Во время основного блюда, жаркого из свинины, Гермиона сидела неестественно прямо, Гарри закатывал глаза, а Рон бросал свирепые взгляды. Как будто этого было мало, Джинни вежливо улыбалась, что пугало меня гораздо больше. На не иссякающий поток пустой Ромильдиной болтовни мама отвечала сквозь стиснутые зубы.
Посередине разговора папа сказал: “Джордж, нам надо поговорить”.
Я понял, что у меня проблемы. Когда недовольна мама, это одно. Но когда папа – на это нельзя не обращать внимания. Так повелось ещё со времён того Непреложного обета и весьма болезненной расплаты за него.

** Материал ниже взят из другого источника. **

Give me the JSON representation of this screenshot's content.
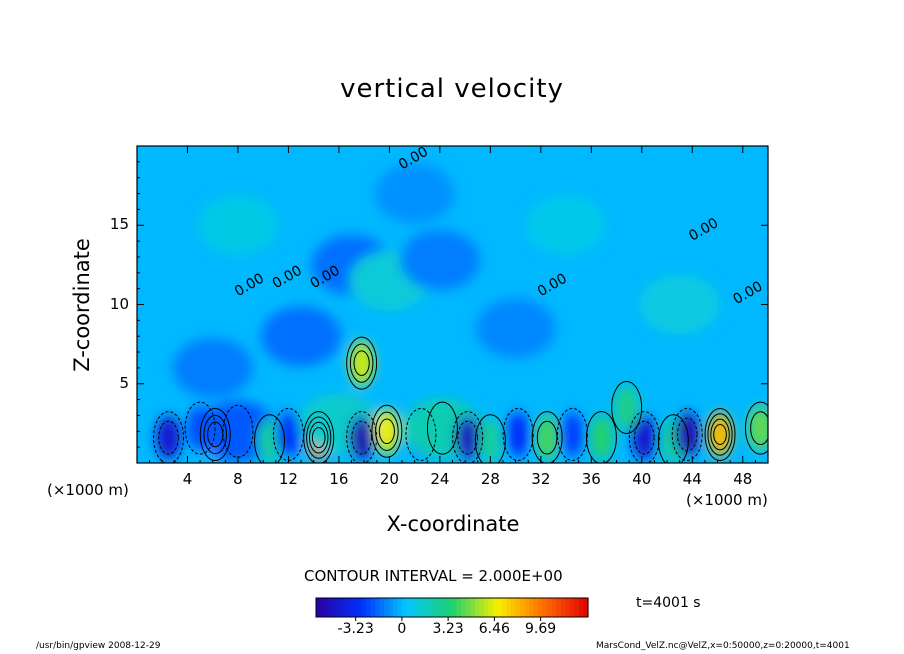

Заткнуть Ромильду было невозможно; она обладала поистине носорожьей шкурой. Ромильда так и фонтанировала бизнес-идеями для меня. Она непременно поможет мне полностью раскрыть свой потенциал и достичь абсолютного успеха. Она именно то, что мне нужно. Это раздражало, и, увы, всё становилось только хуже. Ромильда советовала Флёр, как ухаживать за собой; наставляла маму в кулинарии, поучала Гермиону насчёт причёсок и раздавала Джинни рекомендации по квиддичу. Последнее привело к кульминации обеденного представления – Джинни чётко дала понять, что ни в каких инструкциях она не нуждается.
– Тебе стоит тренироваться с меньшими кольцами, учиться попадать в маленькие мишени, – сказала Ромильда.
Джинни сидела на противоположном краю стола. Она тут же взмахнула вилкой с брюквенным пюре и зашвырнула его точно в центр декольте Ромильды. Ни папа, ни мама не сделали Джинни замечания, а Перси и Одри так и покатились со смеху. Если до этого и были хоть какие-то сомнения в непопулярности Ромильды (но их и не было), то в этот момент они развеялись окончательно. К сожалению, Ромильда осталась полностью равнодушной, продемонстрировав ещё и явно завышенные представления о размере своей груди.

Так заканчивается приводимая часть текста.